Critics say the cruise lines registered in other countries to avoid US taxes and shouldn’t be bailed out now by American taxpayers.
Cruise lines cancelled sailings in Asia when the outbreak was mostly limited there, but bookings dropped and cancellations rose just about everywhere as COVID-19 grew into a pandemic. Extensive coverage of ill passengers on quarantined ships added to the industry’s image problem.
Representatives of the industry trade group, Cruise Lines International Association, and individual companies did not immediately comment.
American Airlines CEO Doug Parker says the company is eligible for about US$12 billion of the US$50 billion in grants and loans set aside for passenger airlines under the economic-rescue bill. In a video to employees, Parker said some of the terms of the grants aren’t yet clear, “so we are not yet positive that American will meet those conditions,” including that airlines not furlough or lay off workers until September 30.

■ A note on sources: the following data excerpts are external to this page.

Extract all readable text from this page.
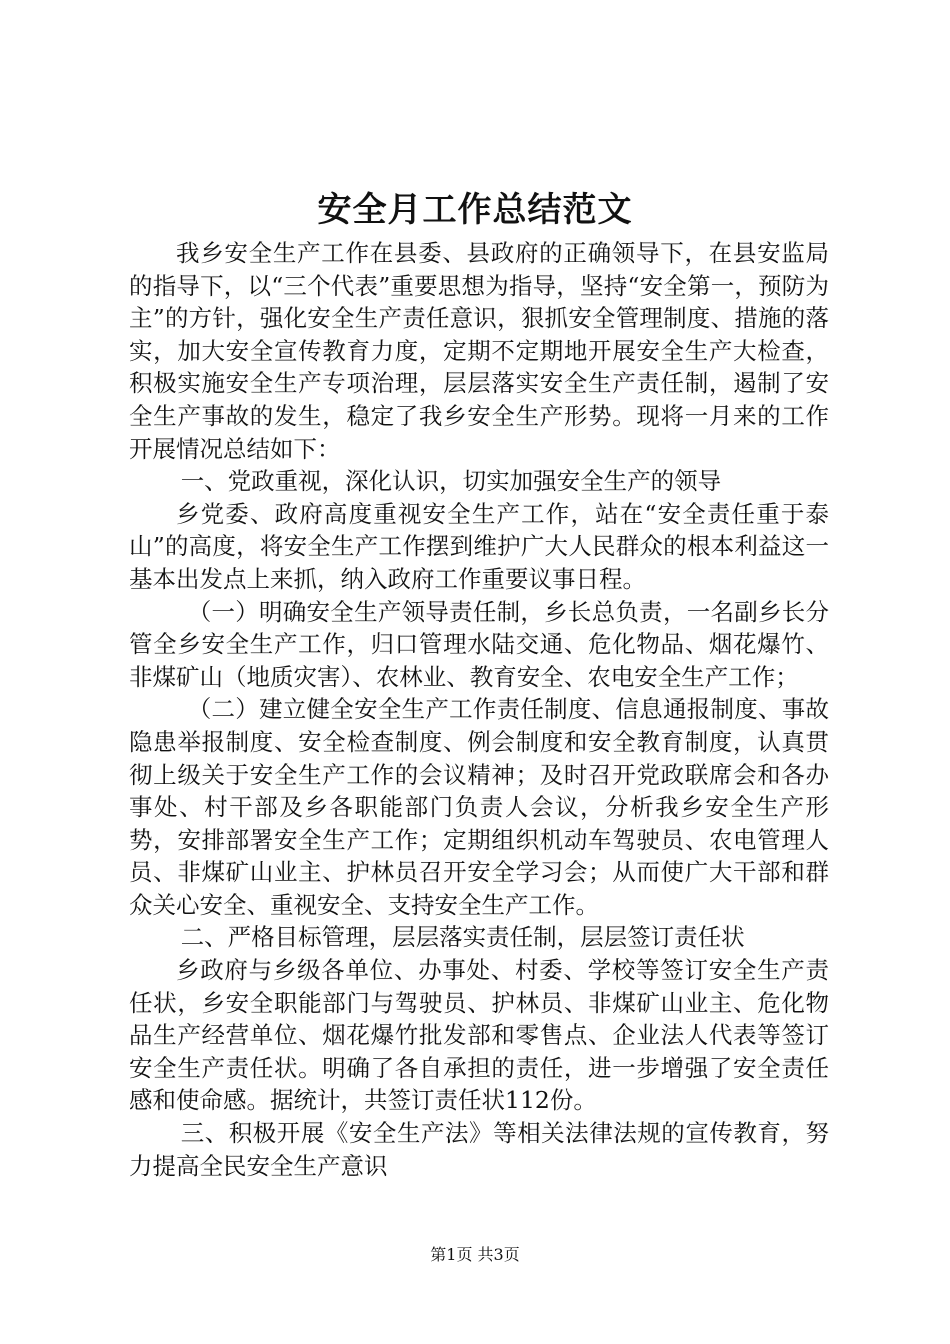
安全月工作总结范文

我乡安全生产工作在县委、县政府的正确领导下，在县安监局的指导下，以“三个代表”重要思想为指导，坚持“安全第一，预防为主”的方针，强化安全生产责任意识，狠抓安全管理制度、措施的落实，加大安全宣传教育力度，定期不定期地开展安全生产大检查，积极实施安全生产专项治理，层层落实安全生产责任制，遏制了安全生产事故的发生，稳定了我乡安全生产形势。现将一月来的工作开展情况总结如下：

一、党政重视，深化认识，切实加强安全生产的领导

乡党委、政府高度重视安全生产工作，站在“安全责任重于泰山”的高度，将安全生产工作摆到维护广大人民群众的根本利益这一基本出发点上来抓，纳入政府工作重要议事日程。

（一）明确安全生产领导责任制，乡长总负责，一名副乡长分管全乡安全生产工作，归口管理水陆交通、危化物品、烟花爆竹、非煤矿山（地质灾害）、农林业、教育安全、农电安全生产工作；

（二）建立健全安全生产工作责任制度、信息通报制度、事故隐患举报制度、安全检查制度、例会制度和安全教育制度，认真贯彻上级关于安全生产工作的会议精神；及时召开党政联席会和各办事处、村干部及乡各职能部门负责人会议，分析我乡安全生产形势，安排部署安全生产工作；定期组织机动车驾驶员、农电管理人员、非煤矿山业主、护林员召开安全学习会；从而使广大干部和群众关心安全、重视安全、支持安全生产工作。

二、严格目标管理，层层落实责任制，层层签订责任状

乡政府与乡级各单位、办事处、村委、学校等签订安全生产责任状，乡安全职能部门与驾驶员、护林员、非煤矿山业主、危化物品生产经营单位、烟花爆竹批发部和零售点、企业法人代表等签订安全生产责任状。明确了各自承担的责任，进一步增强了安全责任感和使命感。据统计，共签订责任状112份。

三、积极开展《安全生产法》等相关法律法规的宣传教育，努力提高全民安全生产意识

第1页 共3页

Parker said schedule cuts due to light travel demand will mean “many groups of employees” will work a minimum number of hours “for the next few months”. It was not clear, however, whether the reduction in hours was the potential hurdle to American getting grant money. American plans to operate at about 40 per cent of capacity in April and only 20 per cent in May because of the steep fall in travel. Parker said current flights are on average less than 15 per cent full.
Southwest Airlines CEO Gary Kelly says the company is losing big money on every single flight as travel demand slumps amid the virus outbreak. Kelly said in a company video that the grants set aside for airlines under the economic-rescue bill make the company more confident it’ll avoid layoffs. Southwest says it has never furloughed anyone in its history.
The new economic stimulus legislation will speed government payments of US$1,200 to most Americans and increase jobless benefits for millions of people thrown out of work. Businesses big and small will get loans, grants and tax breaks.